1° INSTRUCTION - Ordonnances - Appel - Appel de l'inculpé - Portée - Fins de non-recevoir étrangères à son objet (non).

1° Les articles 186, alinéas 1 et 3, et 186-1 du Code de procédure pénale, qui permettent aux inculpés de relever appel des ordonnances énumérées par ces textes et qui comportent à cet égard des dispositions limitatives, ont attribué auxdits inculpés un droit exceptionnel dont ils ne sauraient s'autoriser pour faire juger, à l'occasion de ces procédures spéciales des exceptions et des fins de non-recevoir étrangères à leur unique objet, et notamment pour faire statuer, lors de l'examen d'un appel en matière de contrôle judiciaire, sur de prétendues nullités de procédure entachant l'information

2° CASSATION - Moyen - Moyen mélangé de fait et de droit - Convention européenne des droits de l'homme - Jugement dans un délai raisonnable.

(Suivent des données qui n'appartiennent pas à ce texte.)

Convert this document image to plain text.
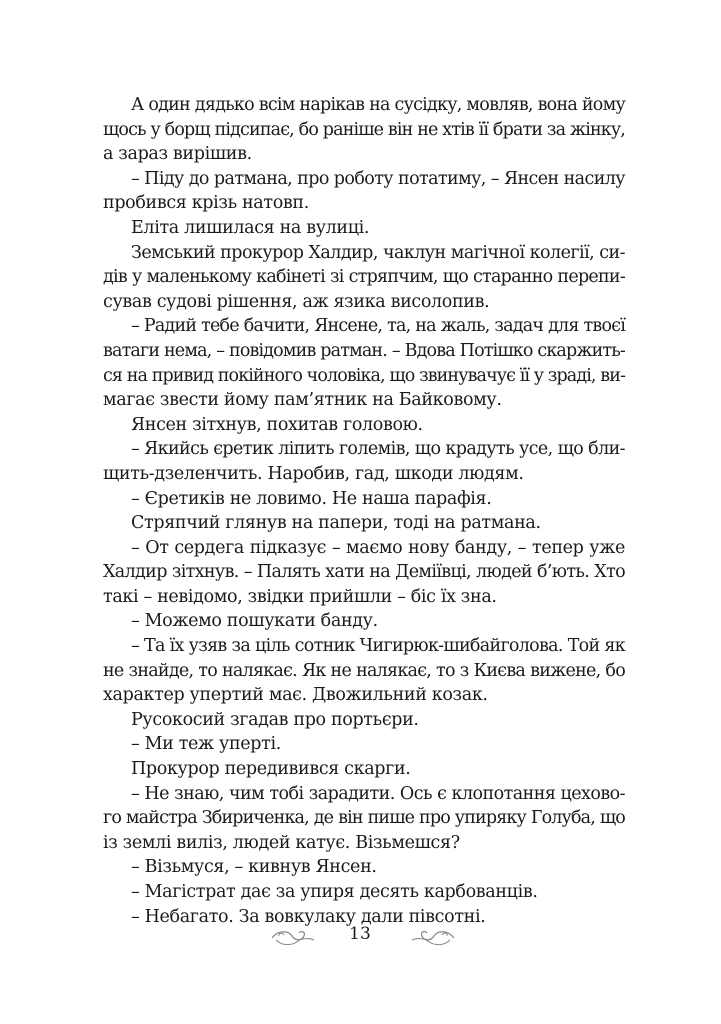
А один дядько всім нарікав на сусідку, мовляв, вона йому
щось у борщ підсипає, бо раніше він не хтів її брати за жінку,
а зараз вирішив.
– Піду до ратмана, про роботу потатиму, – Янсен насилу
пробився крізь натовп.
Еліта лишилася на вулиці.
Земський прокурор Халдир, чаклун магічної колегії, си-
дів у маленькому кабінеті зі стряпчим, що старанно перепи-
сував судові рішення, аж язика висолопив.
– Радий тебе бачити, Янсене, та, на жаль, задач для твоєї
ватаги нема, – повідомив ратман. – Вдова Потішко скаржить-
ся на привид покійного чоловіка, що звинувачує її у зраді, ви-
магає звести йому пам’ятник на Байковому.
Янсен зітхнув, похитав головою.
– Якийсь єретик ліпить големів, що крадуть усе, що бли-
щить-дзеленчить. Наробив, гад, шкоди людям.
– Єретиків не ловимо. Не наша парафія.
Стряпчий глянув на папери, тоді на ратмана.
– От сердега підказує – маємо нову банду, – тепер уже
Халдир зітхнув. – Палять хати на Деміївці, людей б’ють. Хто
такі – невідомо, звідки прийшли – біс їх зна.
– Можемо пошукати банду.
– Та їх узяв за ціль сотник Чигирюк-шибайголова. Той як
не знайде, то налякає. Як не налякає, то з Києва вижене, бо
характер упертий має. Двожильний козак.
Русокосий згадав про портьєри.
– Ми теж уперті.
Прокурор передивився скарги.
– Не знаю, чим тобі зарадити. Ось є клопотання цехово-
го майстра Збириченка, де він пише про упиряку Голуба, що
із землі виліз, людей катує. Візьмешся?
– Візьмуся, – кивнув Янсен.
– Магістрат дає за упиря десять карбованців.
– Небагато. За вовкулаку дали півсотні.
13
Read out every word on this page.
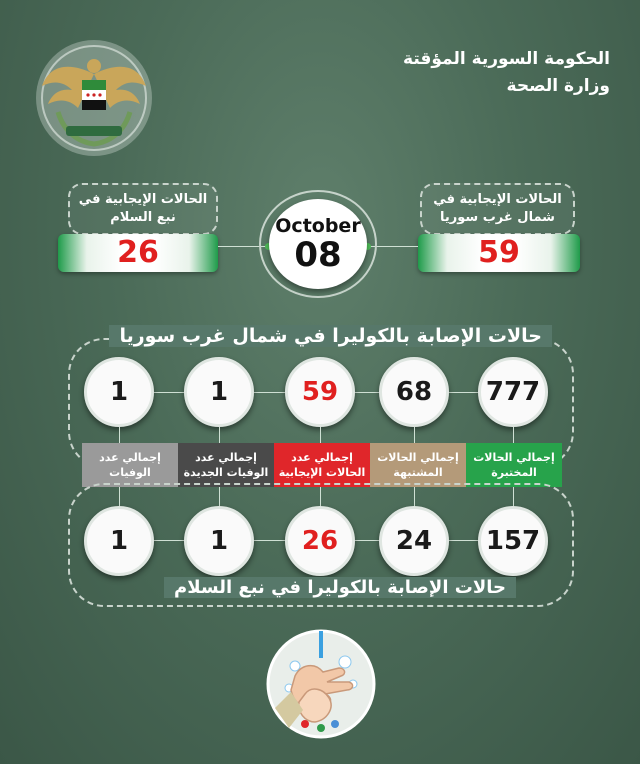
الحكومة السورية المؤقتة
وزارة الصحة
الحالات الإيجابية في نبع السلام
26
الحالات الإيجابية في شمال غرب سوريا
59
October
08
حالات الإصابة بالكوليرا في شمال غرب سوريا
777
68
59
1
1
إجمالي عدد الوفيات
إجمالي عدد الوفيات الجديدة
إجمالي عدد الحالات الإيجابية
إجمالي الحالات المشتبهة
إجمالي الحالات المختبرة
157
24
26
1
1
حالات الإصابة بالكوليرا في نبع السلام
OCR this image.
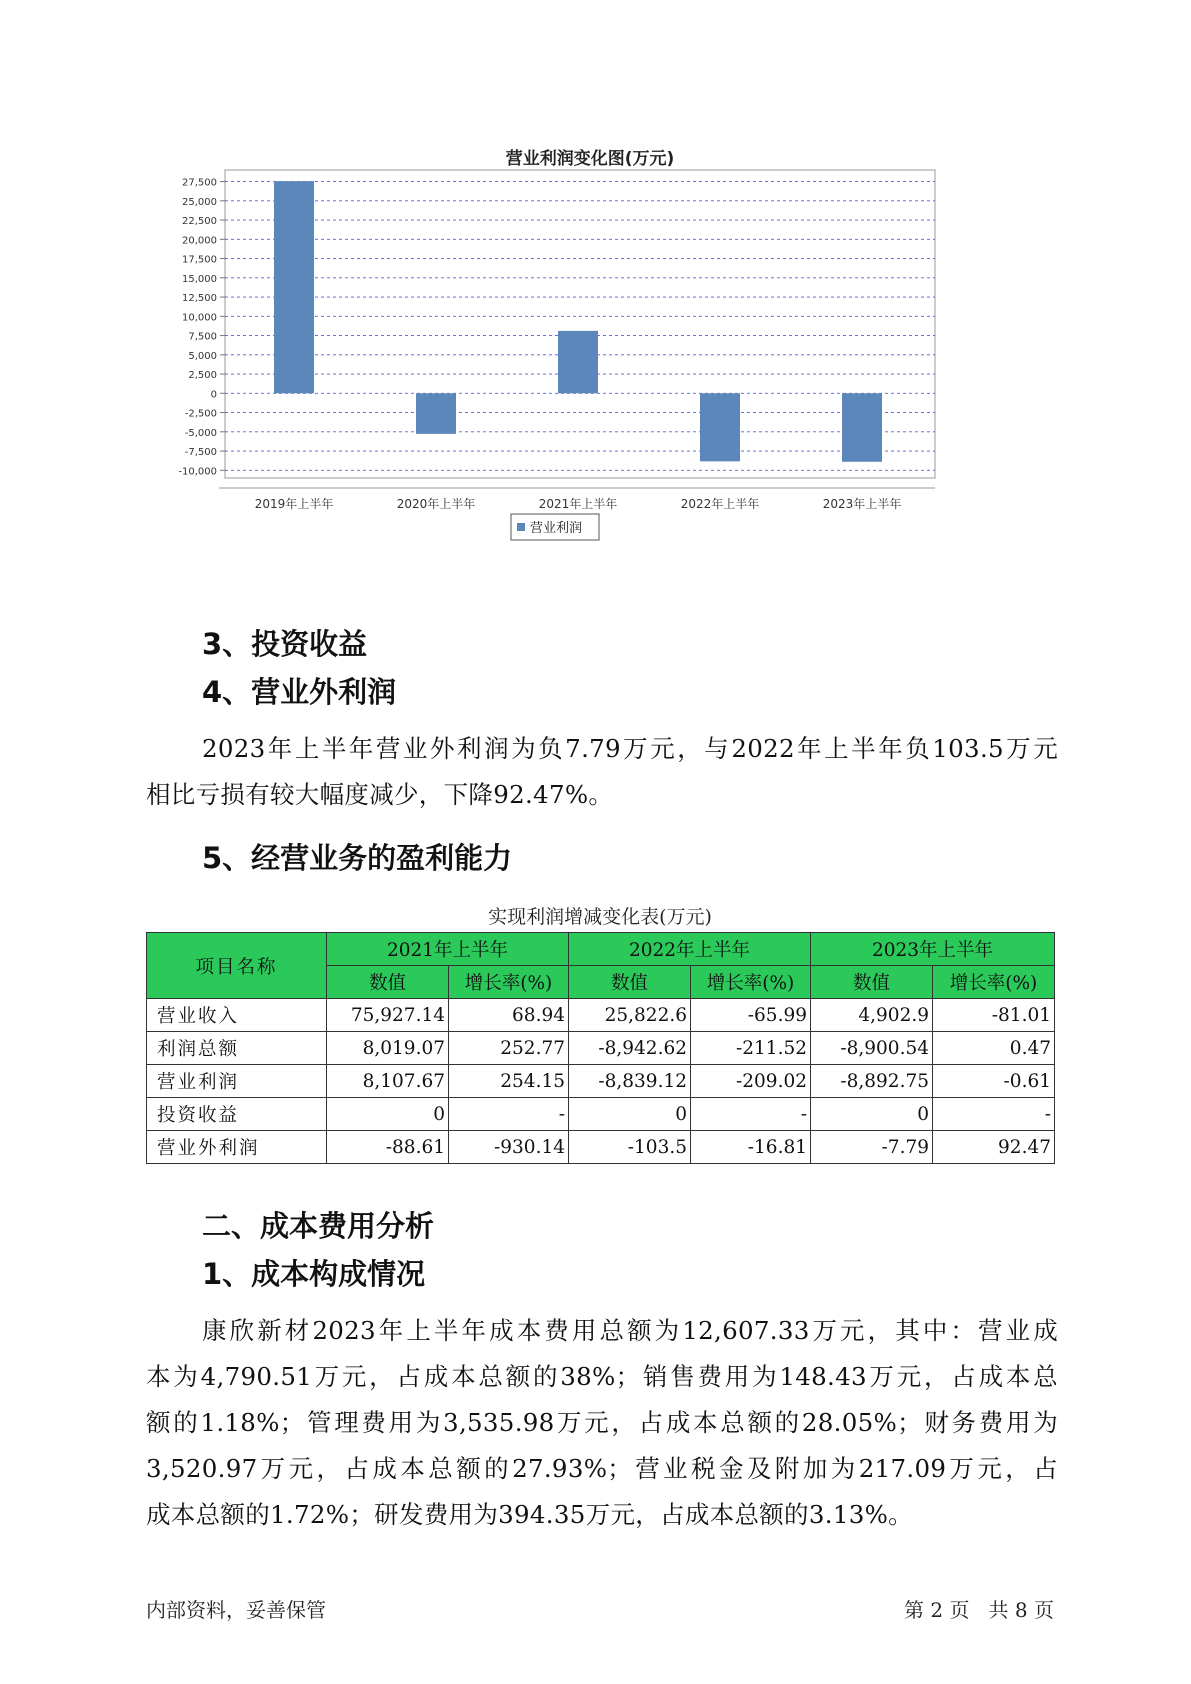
营业利润变化图(万元)
-10,000
-7,500
-5,000
-2,500
0
2,500
5,000
7,500
10,000
12,500
15,000
17,500
20,000
22,500
25,000
27,500
2019年上半年	2020年上半年	2021年上半年	2022年上半年	2023年上半年
营业利润
3、投资收益
4、营业外利润
2023年上半年营业外利润为负7.79万元，与2022年上半年负103.5万元
相比亏损有较大幅度减少，下降92.47%。
5、经营业务的盈利能力
实现利润增减变化表(万元)
项目名称	2021年上半年		2022年上半年		2023年上半年	
	数值	增长率(%)	数值	增长率(%)	数值	增长率(%)
营业收入	75,927.14	68.94	25,822.6	-65.99	4,902.9	-81.01
利润总额	8,019.07	252.77	-8,942.62	-211.52	-8,900.54	0.47
营业利润	8,107.67	254.15	-8,839.12	-209.02	-8,892.75	-0.61
投资收益	0	-	0	-	0	-
营业外利润	-88.61	-930.14	-103.5	-16.81	-7.79	92.47
二、成本费用分析
1、成本构成情况
康欣新材2023年上半年成本费用总额为12,607.33万元，其中：营业成
本为4,790.51万元，占成本总额的38%；销售费用为148.43万元，占成本总
额的1.18%；管理费用为3,535.98万元，占成本总额的28.05%；财务费用为
3,520.97万元，占成本总额的27.93%；营业税金及附加为217.09万元，占
成本总额的1.72%；研发费用为394.35万元，占成本总额的3.13%。
内部资料，妥善保管	第 2 页   共 8 页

2° Voir le sommaire suivant.

3° CONVENTION EUROPEENNE DES DROITS DE L'HOMME - Article 6 - Juridictions correctionnelles - Jugement dans un délai raisonnable.

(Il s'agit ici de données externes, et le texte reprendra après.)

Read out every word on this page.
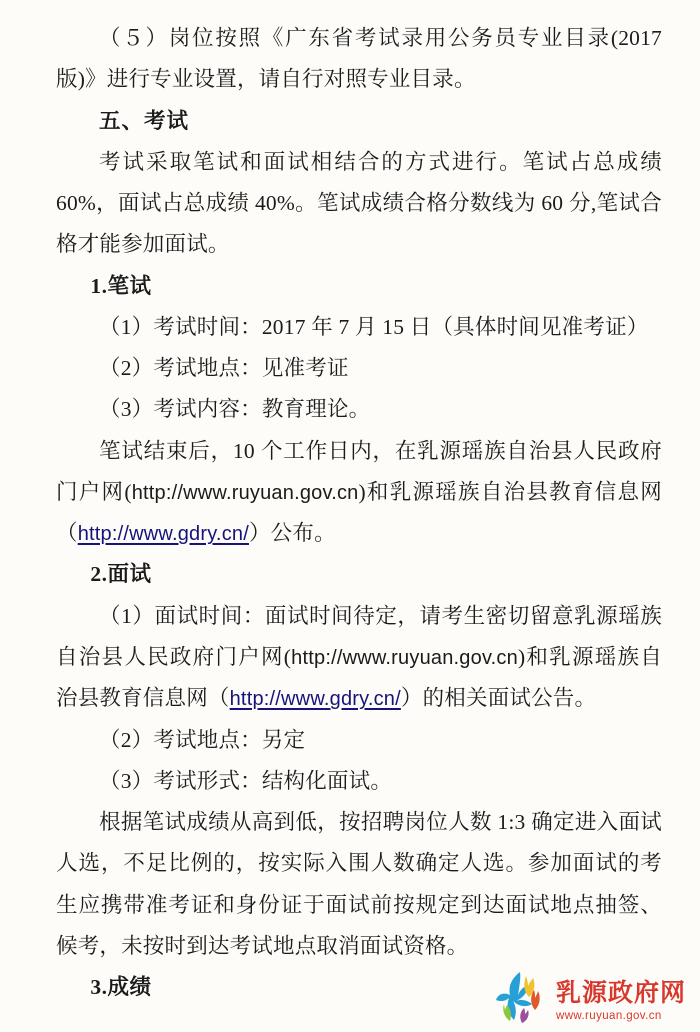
（５）岗位按照《广东省考试录用公务员专业目录(2017版)》进行专业设置，请自行对照专业目录。

五、考试

考试采取笔试和面试相结合的方式进行。笔试占总成绩 60%，面试占总成绩 40%。笔试成绩合格分数线为 60 分,笔试合格才能参加面试。

1.笔试

（1）考试时间：2017 年 7 月 15 日（具体时间见准考证）

（2）考试地点：见准考证

（3）考试内容：教育理论。

笔试结束后，10 个工作日内，在乳源瑶族自治县人民政府门户网(http://www.ruyuan.gov.cn)和乳源瑶族自治县教育信息网（http://www.gdry.cn/）公布。

2.面试

（1）面试时间：面试时间待定，请考生密切留意乳源瑶族自治县人民政府门户网(http://www.ruyuan.gov.cn)和乳源瑶族自治县教育信息网（http://www.gdry.cn/）的相关面试公告。

（2）考试地点：另定

（3）考试形式：结构化面试。

根据笔试成绩从高到低，按招聘岗位人数 1:3 确定进入面试人选，不足比例的，按实际入围人数确定人选。参加面试的考生应携带准考证和身份证于面试前按规定到达面试地点抽签、候考，未按时到达考试地点取消面试资格。

3.成绩	乳源政府网
www.ruyuan.gov.cn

3° Est irrecevable, comme mélangé de fait et de droit, le moyen proposé par un demandeur qui allègue, pour la première fois devant la Cour de Cassation, une violation de l'article 6 de la Convention européenne de sauvegarde des Droits de l'homme et des libertés fondamentales, prise de ce qu'il n'aurait pas été jugé dans un délai raisonnable

4° CONTROLE JUDICIAIRE - Chambre d'accusation - Arrêt statuant sur une demande de mainlevée - Contrôle judiciaire comportant un cautionnement - Rejet - Motifs - Motif fondé sur les dispositions des articles et 142-3 du Code de procédure pénale (non).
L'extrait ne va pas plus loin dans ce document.